Made it out to Sandra’s Stitches in Hillsboro. Glad my map found it since it’s tucked away in what looks like an apartment complex and happy I had the day off since their hours are a little more limited than some of the other nearby shops.
Looks can be deceiving though and right inside is a great supply of children’s themed fabric and panels. Again, not super friendly staff, but worth going there if you’re looking for a particular novelty fabric or panel to make into a quick project (I got something for potholders). They also have a great selection of coordinating fabrics (moda tone on tone).

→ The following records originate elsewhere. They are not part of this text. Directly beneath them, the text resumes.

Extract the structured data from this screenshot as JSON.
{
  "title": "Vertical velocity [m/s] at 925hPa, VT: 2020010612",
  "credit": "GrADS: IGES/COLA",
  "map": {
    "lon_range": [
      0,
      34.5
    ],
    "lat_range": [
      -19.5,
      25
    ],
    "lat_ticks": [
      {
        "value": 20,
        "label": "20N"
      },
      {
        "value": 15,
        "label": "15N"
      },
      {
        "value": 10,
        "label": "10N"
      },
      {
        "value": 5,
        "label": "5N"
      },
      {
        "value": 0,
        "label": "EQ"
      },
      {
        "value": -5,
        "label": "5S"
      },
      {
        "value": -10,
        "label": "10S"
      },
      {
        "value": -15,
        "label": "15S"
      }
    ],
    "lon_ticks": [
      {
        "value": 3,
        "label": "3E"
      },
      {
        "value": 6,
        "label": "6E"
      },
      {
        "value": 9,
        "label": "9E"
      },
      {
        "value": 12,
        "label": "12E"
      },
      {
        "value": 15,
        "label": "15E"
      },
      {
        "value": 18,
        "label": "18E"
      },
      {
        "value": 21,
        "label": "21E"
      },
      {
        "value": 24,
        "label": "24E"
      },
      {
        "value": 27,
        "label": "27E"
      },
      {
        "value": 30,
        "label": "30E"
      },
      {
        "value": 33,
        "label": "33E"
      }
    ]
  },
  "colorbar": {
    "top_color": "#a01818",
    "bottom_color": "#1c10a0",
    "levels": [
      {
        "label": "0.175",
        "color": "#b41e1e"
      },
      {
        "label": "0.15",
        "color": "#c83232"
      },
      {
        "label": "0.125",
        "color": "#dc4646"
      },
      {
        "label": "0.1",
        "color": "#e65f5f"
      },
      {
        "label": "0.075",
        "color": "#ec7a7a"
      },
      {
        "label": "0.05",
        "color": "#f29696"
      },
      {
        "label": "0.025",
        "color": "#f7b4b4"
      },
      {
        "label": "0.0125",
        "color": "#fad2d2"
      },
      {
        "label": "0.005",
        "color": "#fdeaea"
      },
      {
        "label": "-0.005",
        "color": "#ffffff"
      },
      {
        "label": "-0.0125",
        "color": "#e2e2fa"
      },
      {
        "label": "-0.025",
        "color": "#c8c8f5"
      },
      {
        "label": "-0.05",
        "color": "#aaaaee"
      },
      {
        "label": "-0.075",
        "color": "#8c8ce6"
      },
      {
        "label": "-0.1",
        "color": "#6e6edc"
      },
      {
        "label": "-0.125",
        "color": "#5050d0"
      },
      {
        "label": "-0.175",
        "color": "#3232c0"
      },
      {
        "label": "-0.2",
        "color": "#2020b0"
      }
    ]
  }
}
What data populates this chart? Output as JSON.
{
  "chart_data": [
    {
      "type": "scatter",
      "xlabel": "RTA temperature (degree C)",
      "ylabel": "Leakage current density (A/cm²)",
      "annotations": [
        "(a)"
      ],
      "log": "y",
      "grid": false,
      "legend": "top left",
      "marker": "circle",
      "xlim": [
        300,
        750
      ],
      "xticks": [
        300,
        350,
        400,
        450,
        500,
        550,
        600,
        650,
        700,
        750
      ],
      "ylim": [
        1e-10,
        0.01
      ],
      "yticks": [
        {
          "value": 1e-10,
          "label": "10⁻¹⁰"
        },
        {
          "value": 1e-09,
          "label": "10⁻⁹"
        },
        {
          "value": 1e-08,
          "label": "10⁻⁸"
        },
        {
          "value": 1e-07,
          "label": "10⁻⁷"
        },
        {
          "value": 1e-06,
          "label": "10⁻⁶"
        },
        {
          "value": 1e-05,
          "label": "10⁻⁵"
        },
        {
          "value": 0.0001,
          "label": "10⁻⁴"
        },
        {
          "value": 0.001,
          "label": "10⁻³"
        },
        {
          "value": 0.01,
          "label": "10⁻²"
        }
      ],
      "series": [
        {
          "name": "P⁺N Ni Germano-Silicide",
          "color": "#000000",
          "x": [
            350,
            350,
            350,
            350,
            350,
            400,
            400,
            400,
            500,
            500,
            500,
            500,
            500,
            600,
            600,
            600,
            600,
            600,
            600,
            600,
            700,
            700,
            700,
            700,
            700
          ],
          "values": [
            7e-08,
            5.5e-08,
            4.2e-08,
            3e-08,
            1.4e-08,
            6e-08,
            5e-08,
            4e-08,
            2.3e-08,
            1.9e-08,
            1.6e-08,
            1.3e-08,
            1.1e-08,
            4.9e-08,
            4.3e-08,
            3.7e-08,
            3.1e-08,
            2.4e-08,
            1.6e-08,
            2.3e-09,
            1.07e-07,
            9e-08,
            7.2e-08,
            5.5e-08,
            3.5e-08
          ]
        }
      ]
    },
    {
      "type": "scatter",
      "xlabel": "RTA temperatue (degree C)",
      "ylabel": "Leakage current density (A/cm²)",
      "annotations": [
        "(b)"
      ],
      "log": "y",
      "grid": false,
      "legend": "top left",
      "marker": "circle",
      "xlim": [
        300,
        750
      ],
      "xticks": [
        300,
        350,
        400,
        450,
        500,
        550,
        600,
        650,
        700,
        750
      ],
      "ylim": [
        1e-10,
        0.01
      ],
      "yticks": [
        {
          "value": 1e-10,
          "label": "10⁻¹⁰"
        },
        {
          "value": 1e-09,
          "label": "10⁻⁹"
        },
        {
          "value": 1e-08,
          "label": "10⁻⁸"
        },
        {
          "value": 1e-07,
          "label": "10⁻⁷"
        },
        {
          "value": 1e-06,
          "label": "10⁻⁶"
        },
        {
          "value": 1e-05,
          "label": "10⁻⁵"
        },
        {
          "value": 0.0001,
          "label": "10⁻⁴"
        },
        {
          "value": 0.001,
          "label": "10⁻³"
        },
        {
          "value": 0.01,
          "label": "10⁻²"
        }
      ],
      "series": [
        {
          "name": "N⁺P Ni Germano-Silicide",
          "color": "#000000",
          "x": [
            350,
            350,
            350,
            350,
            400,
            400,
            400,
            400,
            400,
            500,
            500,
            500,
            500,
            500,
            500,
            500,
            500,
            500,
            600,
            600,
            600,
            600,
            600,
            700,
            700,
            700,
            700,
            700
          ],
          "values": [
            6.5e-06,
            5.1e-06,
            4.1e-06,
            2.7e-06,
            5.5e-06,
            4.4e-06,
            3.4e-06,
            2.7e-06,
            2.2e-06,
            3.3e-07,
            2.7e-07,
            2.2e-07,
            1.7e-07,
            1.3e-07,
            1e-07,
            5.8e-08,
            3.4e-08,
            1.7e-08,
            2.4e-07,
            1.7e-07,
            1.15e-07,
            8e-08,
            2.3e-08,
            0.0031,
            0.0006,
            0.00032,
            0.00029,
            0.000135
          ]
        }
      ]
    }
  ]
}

At the start of this shop hop, I picked up my passport at the Quilter’s Corner Store and I planned ahead to turn it in there when completed. Today was the day…the end of my first complete shop hop! Lots of great ideas at her shop, including a table runner idea that would work with any 12″ center block, shown here with the extra pieces from the free crocus block as part of the shop hop.
Thanks again to Deb (from QCS) for coordinating this event. I’m looking forward already to the summer version, Sunshine and Stitches! Speaking of sunshine, look what I found outside her shop…breaking through the Snowflakes Raindrops…a rainbow!
My college friend and his wife recently had a baby girl, and I had a great time making a baby quilt for them. The idea of a jelly roll quilt was appealing because of the number of fabrics that could easily be included, to give an “I spy” type quality to the quilt top. I used the Jelly Roll Inspirations book, Birthday Gift pattern and started with a Moda jelly roll that included circus theme (for one of the baby’s uncle who is in a circus), music theme (for another of the baby’s uncles who plays cello and piano), and modern bright colors perfect for a Portland couple. Deb at Quilter’s Corner Store helped me pick out the fabric for the back, white tone-on-tone, and yellow/gray polka dots for binding.
Next step was to learn how to piece together the blocks using those 2.5″ jelly roll strips. Friends helped me decide the placement of the blocks to be the most visually appealing and one friend helped me put hundred’s of pins in to hold it in place for quilting.
Since so far, I only feel confident quilting in straight lines, that’s what I did, using a gray thread so it wouldn’t show up. Along the way, I found a “humility or truth block”, one of the white rectangles is sewn inside out, which proves it was done by human hands and indicates good luck for the recipient!
I put on the binding with Lucy’s company during the snow storm of 2014, and presented the quilt in mid-March to Imogen. Hope she and her family enjoy it…I surely enjoyed the creative process of making it for her!